Bölüm biz #ZehSer çiftini sevenler için adeta bir şiir gibiydi ama ben en çok kızını ardında bırakmak zorunda kaldığı için derin düşüncelere dalan Zehra ile Serdar arasında birlikte geçirdikleri ilk gece vuku bulan sahneyi çok sevdim. İlk uzaklara doğru kara kara düşüncelere dalan Zehra’yı dikkatlice seyreden Serdar’ın daha ilk tahmininde hemen kızını düşündüğünü anlaması bana hem Zehra’yı kısa bir sürede çok iyi tanıdığını hem de ne kadar iyi bir gözlemci olduğunu düşündürttü ve aralarında daha sonra yaşanacak olanlar için merakımı cezbetti. Zehra’nın gidip yanına oturduğunu fragmanda görmemiş olsaydım yapacağı bir sonraki hamlenin bu olacağını hayatta düşünemezdi. Zira geri dönüş nedenini Serdar’dan saklamaya çalışan Zehra bu sırından ötürü farkında olmasa da aralarına bir duvar örmekle meşgul. #ZehSer sahnelerinde atılan bütün büyük adımların Serdar’dan gelmesinin en büyük nedeni bu…
Serdar’a bana her şeyi anlatabilirsin derken onun Serdar’dan kendisiyle ilgili çok önemli bir ayrıntıyı gizliyor olması nereden bakarsan bak biraz iki yüzlülük gibi görünüyor. O yüzden Zehra’nın değer verdiği bir insanın yüzüne karşı yalan söylemek yerine araya biraz mesafe koymayı ya da konuyu geçiştirmeyi tercih etmesini gayet iyi anlıyorum. Tam da bu yüzden Serdar konusunda Serdar’ın ona karşı olduğu gibi rahat, iletişime açık, flörtöz olamayabiliyor.

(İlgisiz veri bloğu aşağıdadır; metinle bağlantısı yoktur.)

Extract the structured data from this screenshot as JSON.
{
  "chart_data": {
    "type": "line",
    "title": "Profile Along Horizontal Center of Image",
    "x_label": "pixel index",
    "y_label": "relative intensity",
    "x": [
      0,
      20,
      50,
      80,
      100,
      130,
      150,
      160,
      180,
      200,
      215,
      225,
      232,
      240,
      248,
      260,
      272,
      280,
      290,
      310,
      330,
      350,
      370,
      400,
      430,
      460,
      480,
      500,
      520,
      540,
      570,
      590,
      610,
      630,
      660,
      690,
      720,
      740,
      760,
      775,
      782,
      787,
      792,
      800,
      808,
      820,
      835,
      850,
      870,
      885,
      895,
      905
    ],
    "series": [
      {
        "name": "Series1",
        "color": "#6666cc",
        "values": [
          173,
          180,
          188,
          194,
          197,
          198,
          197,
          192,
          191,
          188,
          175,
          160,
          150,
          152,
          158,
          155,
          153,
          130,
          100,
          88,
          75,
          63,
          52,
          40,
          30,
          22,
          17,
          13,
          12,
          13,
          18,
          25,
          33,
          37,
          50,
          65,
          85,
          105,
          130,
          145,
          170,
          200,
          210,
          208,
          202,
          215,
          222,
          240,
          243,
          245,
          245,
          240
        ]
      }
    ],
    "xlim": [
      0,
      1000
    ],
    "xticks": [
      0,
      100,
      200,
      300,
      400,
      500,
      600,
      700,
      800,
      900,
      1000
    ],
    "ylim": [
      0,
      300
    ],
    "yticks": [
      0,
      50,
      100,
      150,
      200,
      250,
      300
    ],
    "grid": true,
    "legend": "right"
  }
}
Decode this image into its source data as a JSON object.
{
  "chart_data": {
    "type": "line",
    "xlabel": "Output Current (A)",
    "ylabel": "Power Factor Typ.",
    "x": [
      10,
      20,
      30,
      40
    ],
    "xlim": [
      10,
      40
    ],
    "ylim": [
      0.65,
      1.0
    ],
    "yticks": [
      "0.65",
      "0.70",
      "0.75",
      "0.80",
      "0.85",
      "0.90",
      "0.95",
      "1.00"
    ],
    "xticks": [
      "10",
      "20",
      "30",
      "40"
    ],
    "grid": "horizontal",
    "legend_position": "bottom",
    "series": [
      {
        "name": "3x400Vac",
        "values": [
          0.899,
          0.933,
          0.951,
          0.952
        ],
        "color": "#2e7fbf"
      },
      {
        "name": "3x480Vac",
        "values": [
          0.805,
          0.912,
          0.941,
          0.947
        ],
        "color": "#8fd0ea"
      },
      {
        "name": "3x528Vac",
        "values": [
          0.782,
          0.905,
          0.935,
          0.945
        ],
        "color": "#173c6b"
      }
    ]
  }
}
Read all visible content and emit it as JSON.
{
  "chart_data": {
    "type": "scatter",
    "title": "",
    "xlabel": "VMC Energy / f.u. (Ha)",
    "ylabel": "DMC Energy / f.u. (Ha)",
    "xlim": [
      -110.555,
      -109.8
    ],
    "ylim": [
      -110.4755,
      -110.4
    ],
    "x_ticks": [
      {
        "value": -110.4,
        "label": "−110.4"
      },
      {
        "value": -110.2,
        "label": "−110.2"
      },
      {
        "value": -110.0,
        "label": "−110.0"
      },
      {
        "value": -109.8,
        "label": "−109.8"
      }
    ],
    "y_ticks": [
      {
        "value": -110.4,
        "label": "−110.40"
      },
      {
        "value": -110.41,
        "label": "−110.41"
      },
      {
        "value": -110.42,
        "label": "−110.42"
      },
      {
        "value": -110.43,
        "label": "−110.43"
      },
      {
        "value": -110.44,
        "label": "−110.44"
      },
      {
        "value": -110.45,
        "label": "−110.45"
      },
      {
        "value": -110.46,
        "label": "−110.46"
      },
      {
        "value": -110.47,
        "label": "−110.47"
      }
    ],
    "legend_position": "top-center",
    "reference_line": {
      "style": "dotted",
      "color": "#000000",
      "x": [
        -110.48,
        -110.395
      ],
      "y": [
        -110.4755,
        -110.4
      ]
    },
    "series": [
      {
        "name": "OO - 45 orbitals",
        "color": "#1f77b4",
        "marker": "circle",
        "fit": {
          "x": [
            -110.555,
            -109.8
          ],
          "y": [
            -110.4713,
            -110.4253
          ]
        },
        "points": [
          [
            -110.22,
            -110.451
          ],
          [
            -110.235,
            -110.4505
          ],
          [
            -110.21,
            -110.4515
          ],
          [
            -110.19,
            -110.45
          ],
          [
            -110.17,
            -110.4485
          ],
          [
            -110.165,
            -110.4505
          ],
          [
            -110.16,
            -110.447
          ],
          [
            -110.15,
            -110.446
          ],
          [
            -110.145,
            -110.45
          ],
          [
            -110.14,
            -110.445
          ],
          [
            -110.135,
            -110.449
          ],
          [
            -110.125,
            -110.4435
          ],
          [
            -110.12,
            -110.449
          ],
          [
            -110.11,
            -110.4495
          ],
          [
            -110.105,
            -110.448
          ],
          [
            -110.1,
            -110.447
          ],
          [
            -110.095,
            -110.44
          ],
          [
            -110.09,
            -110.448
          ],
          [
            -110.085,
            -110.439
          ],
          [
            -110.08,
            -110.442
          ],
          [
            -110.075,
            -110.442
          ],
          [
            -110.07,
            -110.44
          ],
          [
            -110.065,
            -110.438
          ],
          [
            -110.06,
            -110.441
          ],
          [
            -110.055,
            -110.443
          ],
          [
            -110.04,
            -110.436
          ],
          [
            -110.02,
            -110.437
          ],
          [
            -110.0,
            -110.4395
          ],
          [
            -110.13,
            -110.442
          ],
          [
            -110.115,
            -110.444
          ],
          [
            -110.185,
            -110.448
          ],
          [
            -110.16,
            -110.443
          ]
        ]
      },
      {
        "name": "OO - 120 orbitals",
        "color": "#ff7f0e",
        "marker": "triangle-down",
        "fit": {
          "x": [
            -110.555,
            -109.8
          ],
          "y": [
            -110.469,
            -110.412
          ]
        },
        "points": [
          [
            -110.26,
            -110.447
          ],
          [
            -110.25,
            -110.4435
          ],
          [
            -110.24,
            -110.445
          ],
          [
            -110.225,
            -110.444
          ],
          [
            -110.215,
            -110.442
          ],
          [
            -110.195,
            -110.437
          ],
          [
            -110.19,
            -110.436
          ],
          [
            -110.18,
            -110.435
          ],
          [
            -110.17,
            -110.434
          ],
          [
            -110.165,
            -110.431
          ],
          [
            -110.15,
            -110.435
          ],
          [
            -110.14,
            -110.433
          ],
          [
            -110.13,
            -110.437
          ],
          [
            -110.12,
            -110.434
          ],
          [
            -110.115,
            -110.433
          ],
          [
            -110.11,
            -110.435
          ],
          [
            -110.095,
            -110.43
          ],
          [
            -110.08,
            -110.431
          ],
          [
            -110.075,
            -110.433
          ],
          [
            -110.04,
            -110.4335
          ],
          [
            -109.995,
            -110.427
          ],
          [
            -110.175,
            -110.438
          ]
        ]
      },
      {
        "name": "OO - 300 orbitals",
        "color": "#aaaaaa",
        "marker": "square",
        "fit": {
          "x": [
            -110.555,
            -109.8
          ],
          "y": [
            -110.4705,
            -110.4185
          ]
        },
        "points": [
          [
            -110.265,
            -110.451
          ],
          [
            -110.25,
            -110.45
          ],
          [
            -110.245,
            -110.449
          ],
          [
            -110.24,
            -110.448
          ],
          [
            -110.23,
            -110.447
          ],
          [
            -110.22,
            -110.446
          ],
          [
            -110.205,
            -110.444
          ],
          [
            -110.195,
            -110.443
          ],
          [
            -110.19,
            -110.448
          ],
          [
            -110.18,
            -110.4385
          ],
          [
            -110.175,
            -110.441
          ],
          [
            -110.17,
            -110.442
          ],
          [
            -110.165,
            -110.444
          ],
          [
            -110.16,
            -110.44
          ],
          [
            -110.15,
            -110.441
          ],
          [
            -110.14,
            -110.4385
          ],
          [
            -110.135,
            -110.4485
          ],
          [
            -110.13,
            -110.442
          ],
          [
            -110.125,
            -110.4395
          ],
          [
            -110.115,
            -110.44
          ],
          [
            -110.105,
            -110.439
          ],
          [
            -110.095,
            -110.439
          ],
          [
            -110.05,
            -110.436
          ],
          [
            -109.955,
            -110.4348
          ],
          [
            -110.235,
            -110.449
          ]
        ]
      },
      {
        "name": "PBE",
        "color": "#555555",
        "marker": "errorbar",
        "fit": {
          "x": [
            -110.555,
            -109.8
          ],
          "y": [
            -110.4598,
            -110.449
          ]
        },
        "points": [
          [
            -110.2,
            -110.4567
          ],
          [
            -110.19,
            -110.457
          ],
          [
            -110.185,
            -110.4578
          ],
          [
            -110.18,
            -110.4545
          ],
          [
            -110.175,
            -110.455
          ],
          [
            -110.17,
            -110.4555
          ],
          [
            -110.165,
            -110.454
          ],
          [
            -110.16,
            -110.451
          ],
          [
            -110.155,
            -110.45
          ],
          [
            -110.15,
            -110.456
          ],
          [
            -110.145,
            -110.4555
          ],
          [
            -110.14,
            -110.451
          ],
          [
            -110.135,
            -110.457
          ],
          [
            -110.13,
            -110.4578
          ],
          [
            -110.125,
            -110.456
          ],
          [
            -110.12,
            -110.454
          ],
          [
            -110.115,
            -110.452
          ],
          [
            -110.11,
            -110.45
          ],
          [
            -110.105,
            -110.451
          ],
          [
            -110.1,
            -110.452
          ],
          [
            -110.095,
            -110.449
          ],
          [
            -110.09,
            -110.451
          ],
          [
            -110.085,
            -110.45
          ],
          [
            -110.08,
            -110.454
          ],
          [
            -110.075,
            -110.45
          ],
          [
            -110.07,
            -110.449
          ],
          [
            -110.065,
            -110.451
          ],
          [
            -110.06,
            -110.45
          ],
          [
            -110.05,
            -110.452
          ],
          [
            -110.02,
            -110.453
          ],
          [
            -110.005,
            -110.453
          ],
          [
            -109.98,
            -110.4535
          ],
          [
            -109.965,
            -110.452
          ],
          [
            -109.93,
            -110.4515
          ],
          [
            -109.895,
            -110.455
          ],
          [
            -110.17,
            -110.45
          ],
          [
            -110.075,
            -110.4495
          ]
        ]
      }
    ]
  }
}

“Sana bir şey söyleyeyim mi bu meslek sana çok yakışıyor.
Kırk yık düşünsem bana iltifat edeceğin aklımın ucundan geçmezdi, Serdar.”
Ben hayatımda daha önce hiç böyle bi iltifata denk gelmemiştim ama Serdar bunu söyleyerek Zehra’nın bu mesleği yapmak için doğduğunu anlatmaya çalışmışsa kesinlikle kendisine hak veriyorum. “Vatanını ve milletini korumak” için kızıyla geçireceği ömürden feragat eden Zehra kesinlikle bu mesleği yapmak için doğmuş örnek bir Türk kadını. Vatanını kanının son damlasına kadar korumaya yemin etmiş kahraman Türk. O yüzden dizilerde sıklıkla görmeye alışkın olduğumuz kadın karakterlerin aksine bir erkek tarafından kurtarılmaya ihtiyacı yok. Bu yüzden de en büyük hayranının Serdar olmasına şaşırmıyorum. Gidersen ömrün boyunca bu kararından hep pişman olacaksın demişti Zehra’ya ekipten ayrılmaya karar verdiğinde. Şimdi ise kızına kavuşmasına ve tüm sorunları ardında bırakmasına çeyrek kala kendinde ekibe dönecek kuvveti bulduğu için her geçen gün Zehra’ya daha fazla hayran oluyordu. Bu sezon Serdar’ın Zehra’ya olan hayranlığını ve ilgisini belli ettiğin sezon. O yüzden ona olan hayranlığını dile getirme konusunda asla geri adım atmayan aksine bunları cesurca dile getiren yeni Serdar’ı sevdiğimi söylemeliyim.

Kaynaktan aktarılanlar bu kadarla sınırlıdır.